Video footage taken by a Fox crew tells us much about Pacquiao’s mental and psychological state on the day of the fight.

Instead of reviewing footage about his unknown opponent and devising tactics for the fight, Pacquiao hung around with his political cronies over a long breakfast. The conversation was entirely political. They were busy scheming about how they could inflict damage on their political rivals back home.

At one point, the conversation centered around fantasizing about sending Energy Secretary Al Cusi, his main rival for leadership of the PDP-Laban, to jail. That was entirely trash talk – at a time when he should be plotting his moves against Ugas.

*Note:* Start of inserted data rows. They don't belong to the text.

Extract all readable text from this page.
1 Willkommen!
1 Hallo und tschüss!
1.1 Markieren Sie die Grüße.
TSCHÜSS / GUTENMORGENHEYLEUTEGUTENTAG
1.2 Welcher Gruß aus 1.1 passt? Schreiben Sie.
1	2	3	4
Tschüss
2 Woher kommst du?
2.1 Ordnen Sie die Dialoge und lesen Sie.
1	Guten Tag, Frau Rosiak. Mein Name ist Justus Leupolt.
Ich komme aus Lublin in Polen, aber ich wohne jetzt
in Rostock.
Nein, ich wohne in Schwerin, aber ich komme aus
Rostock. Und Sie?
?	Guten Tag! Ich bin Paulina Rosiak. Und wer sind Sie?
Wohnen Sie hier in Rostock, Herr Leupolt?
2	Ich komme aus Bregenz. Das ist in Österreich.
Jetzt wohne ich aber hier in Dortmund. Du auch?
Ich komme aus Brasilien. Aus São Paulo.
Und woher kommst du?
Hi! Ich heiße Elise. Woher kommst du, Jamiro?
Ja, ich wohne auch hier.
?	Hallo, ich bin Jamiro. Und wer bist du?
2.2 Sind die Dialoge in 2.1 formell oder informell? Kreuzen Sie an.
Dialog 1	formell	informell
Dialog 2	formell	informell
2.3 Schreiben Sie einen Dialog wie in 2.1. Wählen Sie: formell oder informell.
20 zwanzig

Any serious boxer on the morning of a big fight would have been running combinations in his mind, practicing the right footwork and deciding on the proper counterpunching. Pacquiao’s mind was clearly somewhere else. He wasted crucial time before the fight with people who could not possibly help him win – in boxing or in politics.

It could be overconfidence. Pacquiao seriously underestimated his opponent. He did not bother to study him and devise the right tactics to use. He did not watch old fight videos as Ugas did of Manny’s previous fights.

Overconfidence is not mere lapse. It is a statement of the man’s quality of judgment. Wasting precious time with his political cronies on pointless banter right before a vital contest is poor judgment.

Pacquiao is a public servant. Filipino taxpayers pay his salary. His absence alone is already an anomaly.

Whenever his whim dictates, he will return home. He will not wear a champion’s belt. All he will have is that faulty judgment that contributed to a crushing defeat.

It is that faulty judgment he will rely on to be president.